Following are excepts from the July 15 meeting with CHP Commander Bruce Carpenter and community leaders from Plumas County:
“We honestly believe that we are here to provide a service. And being out there 24 hours a day, we provide the service that we are paid to provide.
“And along with the service part of it, of course, comes the enforcement side of things, which we consider a service to the community as well. … Because, in our minds, we are saving lives.
“We can’t really apologize for taking drunk drivers off the road. We are mandated to do that.
“When new officers come here, I think they understand, but it’s still my job to explain to them: This isn’t South LA. And there is a different way of doing things. And I think we do our best to tell our people that. And to treat people with respect and courtesy.

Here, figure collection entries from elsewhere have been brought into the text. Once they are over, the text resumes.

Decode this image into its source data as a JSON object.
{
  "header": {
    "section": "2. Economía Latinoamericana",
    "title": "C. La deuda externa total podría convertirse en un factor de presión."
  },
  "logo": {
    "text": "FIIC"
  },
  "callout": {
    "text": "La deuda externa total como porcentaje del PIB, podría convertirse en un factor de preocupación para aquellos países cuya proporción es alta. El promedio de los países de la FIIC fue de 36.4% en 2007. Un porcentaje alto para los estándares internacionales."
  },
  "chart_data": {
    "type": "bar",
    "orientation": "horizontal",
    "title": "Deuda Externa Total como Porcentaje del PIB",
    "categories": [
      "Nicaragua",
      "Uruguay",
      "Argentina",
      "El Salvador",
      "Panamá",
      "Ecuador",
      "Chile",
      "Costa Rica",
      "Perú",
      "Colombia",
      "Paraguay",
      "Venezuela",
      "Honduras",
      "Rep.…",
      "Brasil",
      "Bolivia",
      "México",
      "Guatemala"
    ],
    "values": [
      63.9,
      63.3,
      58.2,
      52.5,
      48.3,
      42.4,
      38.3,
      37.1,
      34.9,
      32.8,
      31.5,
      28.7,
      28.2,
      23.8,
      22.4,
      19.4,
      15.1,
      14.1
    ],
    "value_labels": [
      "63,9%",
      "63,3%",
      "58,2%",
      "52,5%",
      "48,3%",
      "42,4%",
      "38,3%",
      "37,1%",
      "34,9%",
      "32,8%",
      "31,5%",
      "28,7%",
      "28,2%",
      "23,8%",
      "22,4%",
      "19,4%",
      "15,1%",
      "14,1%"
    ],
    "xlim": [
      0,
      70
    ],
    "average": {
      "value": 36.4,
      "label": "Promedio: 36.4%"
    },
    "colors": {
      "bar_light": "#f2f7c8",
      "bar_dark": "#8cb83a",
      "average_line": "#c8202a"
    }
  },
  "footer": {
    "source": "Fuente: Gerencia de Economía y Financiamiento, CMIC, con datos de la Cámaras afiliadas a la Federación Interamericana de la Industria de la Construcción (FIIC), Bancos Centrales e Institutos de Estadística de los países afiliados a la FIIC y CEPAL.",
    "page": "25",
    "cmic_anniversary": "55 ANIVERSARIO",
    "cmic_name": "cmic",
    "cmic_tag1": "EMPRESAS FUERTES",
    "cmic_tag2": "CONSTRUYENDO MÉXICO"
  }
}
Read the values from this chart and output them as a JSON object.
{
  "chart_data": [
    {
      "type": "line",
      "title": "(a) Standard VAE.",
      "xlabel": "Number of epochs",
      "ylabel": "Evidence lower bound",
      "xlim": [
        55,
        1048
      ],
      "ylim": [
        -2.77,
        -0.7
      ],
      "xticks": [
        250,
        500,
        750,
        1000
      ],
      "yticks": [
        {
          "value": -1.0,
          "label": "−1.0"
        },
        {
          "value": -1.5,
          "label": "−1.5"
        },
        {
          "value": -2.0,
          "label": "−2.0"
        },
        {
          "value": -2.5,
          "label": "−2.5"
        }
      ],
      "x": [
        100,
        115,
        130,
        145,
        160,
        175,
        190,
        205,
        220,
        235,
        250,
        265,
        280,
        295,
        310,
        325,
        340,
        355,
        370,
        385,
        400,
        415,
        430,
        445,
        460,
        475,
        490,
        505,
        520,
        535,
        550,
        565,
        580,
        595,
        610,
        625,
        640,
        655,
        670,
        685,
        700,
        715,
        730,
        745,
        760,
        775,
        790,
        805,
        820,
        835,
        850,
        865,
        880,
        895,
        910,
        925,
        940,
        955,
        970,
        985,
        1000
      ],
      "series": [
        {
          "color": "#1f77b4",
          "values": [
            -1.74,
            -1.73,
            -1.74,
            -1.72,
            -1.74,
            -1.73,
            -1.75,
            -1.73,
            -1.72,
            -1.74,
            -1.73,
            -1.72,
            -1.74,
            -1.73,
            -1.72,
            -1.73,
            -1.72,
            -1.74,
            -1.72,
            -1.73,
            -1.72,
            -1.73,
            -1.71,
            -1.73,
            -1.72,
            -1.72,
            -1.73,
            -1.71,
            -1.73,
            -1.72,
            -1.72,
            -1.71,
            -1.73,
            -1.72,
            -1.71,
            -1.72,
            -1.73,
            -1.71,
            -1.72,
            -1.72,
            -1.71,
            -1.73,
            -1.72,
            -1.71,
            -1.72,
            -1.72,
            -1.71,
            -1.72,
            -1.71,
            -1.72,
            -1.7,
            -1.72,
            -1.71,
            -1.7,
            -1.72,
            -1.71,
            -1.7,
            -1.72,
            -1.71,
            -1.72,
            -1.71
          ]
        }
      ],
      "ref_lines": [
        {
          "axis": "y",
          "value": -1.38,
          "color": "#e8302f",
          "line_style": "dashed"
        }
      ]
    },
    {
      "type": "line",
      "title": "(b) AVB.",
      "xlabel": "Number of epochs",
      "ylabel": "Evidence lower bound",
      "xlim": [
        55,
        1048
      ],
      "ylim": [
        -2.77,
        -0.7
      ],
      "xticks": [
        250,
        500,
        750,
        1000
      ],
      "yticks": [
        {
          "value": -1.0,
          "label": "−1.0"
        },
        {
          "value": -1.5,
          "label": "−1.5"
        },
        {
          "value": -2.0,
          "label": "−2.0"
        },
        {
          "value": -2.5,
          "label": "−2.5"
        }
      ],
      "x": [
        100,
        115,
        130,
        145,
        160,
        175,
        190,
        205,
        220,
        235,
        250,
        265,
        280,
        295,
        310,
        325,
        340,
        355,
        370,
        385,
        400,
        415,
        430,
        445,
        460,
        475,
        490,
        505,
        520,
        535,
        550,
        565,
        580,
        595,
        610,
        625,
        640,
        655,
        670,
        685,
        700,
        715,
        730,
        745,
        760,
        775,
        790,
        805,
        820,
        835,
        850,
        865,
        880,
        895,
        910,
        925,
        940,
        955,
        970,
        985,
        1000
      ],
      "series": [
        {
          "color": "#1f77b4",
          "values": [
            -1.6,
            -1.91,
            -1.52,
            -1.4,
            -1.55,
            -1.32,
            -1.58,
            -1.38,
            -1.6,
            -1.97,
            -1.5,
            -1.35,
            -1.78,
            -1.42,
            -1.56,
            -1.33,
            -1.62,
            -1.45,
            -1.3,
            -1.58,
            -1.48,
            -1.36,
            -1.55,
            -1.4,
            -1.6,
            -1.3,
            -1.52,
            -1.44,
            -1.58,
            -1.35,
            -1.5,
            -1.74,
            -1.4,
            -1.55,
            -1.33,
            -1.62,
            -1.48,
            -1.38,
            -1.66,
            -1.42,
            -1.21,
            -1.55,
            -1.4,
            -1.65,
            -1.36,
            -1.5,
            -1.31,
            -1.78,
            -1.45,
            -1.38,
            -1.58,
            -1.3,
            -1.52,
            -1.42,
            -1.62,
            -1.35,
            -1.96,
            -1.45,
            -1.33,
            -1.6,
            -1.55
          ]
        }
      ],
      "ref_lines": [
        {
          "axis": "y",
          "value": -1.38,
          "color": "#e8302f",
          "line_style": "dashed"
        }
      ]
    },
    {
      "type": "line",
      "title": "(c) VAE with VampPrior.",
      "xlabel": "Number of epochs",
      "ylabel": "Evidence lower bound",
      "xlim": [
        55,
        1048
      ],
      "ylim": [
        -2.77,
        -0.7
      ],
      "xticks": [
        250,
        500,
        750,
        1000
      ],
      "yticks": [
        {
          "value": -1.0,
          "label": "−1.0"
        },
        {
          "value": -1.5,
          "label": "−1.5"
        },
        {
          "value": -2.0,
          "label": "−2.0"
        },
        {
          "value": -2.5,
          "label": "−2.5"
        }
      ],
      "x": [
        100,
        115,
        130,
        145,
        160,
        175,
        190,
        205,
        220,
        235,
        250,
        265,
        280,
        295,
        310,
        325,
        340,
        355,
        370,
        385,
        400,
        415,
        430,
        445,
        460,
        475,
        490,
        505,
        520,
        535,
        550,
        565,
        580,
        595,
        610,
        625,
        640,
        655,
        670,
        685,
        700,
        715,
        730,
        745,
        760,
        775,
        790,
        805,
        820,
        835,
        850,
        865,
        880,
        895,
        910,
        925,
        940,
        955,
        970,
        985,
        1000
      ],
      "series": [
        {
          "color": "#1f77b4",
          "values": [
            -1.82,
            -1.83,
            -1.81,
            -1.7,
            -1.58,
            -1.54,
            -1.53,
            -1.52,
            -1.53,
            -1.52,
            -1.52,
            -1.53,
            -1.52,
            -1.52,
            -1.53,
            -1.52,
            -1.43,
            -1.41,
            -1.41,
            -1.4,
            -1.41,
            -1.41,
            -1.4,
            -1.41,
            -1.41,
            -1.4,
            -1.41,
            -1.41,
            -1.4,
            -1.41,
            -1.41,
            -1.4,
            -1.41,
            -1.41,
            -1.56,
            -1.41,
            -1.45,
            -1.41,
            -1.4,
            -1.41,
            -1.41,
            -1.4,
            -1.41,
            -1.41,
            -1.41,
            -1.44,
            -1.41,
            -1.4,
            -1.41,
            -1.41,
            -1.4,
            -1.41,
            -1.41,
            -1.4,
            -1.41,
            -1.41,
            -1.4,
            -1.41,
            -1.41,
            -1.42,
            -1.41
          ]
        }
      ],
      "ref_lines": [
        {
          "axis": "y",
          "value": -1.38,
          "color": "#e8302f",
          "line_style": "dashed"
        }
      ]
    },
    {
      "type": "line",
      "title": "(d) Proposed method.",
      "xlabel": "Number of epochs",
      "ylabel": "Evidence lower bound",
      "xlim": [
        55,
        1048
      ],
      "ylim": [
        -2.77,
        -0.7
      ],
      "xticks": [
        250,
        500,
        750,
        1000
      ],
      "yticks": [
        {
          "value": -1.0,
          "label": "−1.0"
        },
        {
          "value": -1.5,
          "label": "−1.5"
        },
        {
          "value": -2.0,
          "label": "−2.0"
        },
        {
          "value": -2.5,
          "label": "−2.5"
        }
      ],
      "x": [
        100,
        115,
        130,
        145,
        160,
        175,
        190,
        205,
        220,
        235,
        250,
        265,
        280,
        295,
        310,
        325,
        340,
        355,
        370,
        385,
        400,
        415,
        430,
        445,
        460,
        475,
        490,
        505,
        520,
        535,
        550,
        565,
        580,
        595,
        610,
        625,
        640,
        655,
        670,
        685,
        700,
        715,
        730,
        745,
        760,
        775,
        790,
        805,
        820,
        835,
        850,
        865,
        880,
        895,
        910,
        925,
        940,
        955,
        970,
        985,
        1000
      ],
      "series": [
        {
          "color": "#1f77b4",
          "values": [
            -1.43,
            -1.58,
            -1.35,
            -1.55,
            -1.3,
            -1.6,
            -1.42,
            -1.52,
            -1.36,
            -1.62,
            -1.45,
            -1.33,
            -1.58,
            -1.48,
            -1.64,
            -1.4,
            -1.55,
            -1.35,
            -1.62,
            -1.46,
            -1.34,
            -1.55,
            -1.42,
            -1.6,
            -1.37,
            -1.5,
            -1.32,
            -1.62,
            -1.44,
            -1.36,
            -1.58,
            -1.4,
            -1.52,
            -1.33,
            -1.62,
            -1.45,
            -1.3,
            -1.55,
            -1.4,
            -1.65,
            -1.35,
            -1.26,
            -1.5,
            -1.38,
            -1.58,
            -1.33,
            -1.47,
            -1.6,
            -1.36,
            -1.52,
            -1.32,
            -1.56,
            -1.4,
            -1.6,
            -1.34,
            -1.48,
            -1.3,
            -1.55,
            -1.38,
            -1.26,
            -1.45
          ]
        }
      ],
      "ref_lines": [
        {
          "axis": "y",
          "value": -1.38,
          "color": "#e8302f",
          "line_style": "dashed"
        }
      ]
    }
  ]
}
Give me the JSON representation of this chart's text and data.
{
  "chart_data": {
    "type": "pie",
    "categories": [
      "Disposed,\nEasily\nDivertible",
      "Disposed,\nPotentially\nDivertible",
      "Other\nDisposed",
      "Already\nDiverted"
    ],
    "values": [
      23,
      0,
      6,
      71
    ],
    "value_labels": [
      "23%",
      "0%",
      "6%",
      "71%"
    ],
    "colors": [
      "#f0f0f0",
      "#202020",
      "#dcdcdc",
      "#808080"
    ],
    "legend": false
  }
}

“Our people are trained a certain way. And that’s everywhere — statewide. And maybe that, at times, will put people off. Our people are trained to keep it short, sweet and to the point when they make contact with people.
“But there’s a reason for that. We don’t want our people out there on the side of the road arguing with people, getting into confrontations. But we also want them to be sensitive to the local population.
“Is there are learning curve? Absolutely.
“The guys are told: You act on what you see out there. And that’s it. There’s no (citation quota) numbers.
—Bruce Carpenter, CHP Commander
“That’s the problem. If you act on what you see, these officers with less than three years experience … they see everything. They pull over every (vehicle) mechanical (issue), whether it’s safety or not — especially if it’s by a bar. They are going to hammer those.
“In my office, we see as many stops for mechanical as we do for bad driving or DUIs. And maybe that’s OK. But are we seeing all these mechanicals in downtown Quincy? And if so, is that the right approach?”
—David Hollister, Plumas County District Attorney
“When I see 32 officers covering 30,000 people, and I go into downtown Sacramento on Broadway — and you’ve got some rough areas — I can tell you I would sure love to have half of those (CHP officers) down there instead of up here.
“Because this is not a crime-wave center up here. This is senior citizens.
“I get calls (complaining about our CHP) from Stockton, Yuba City and Redding from people driving through here. And it’s always the same area.
“It’s important to me that the people in this county feel safe, not from law enforcement, but because of law enforcement. That’s the only thing that I care about.
“If I had a business, and I was serving wine at my business … I’ve been told that there are restaurants thinking about closing because — they use the word oppression — this is an oppressed area by law enforcement. It has to change.”“Bruce, I want to commend you for sitting here and listening to this today. I know it hasn’t been easy.
“And I think everyone here at the table realizes that you just came here recently. We know that you are doing your best and you care about the community. I want you to know that we get that.”
—Dan Logue, State Assemblyman
“I do not want my staff going to work with the idea of ‘How many people can I arrest today? How many people can I cite today?’
“I want my staff going to work with the idea of ‘How many problems can I solve today?’
“I am not going to recognize, nor am I going to reward, those officers who write the most citations or make the most arrests.
“The whole reason we are in these communities is we are public servants and we are here to solve problems.
“I think the CHP comes into small communities at an automatic disadvantage.
“Citizens of Plumas County look at the sheriff’s department as their sheriff’s department. And I am their sheriff. They have a sense of ownership.
“The CHP, through no fault of their own, doesn’t enjoy that relationship with the citizens of this county. Because, as a state agency, you are not their CHP.”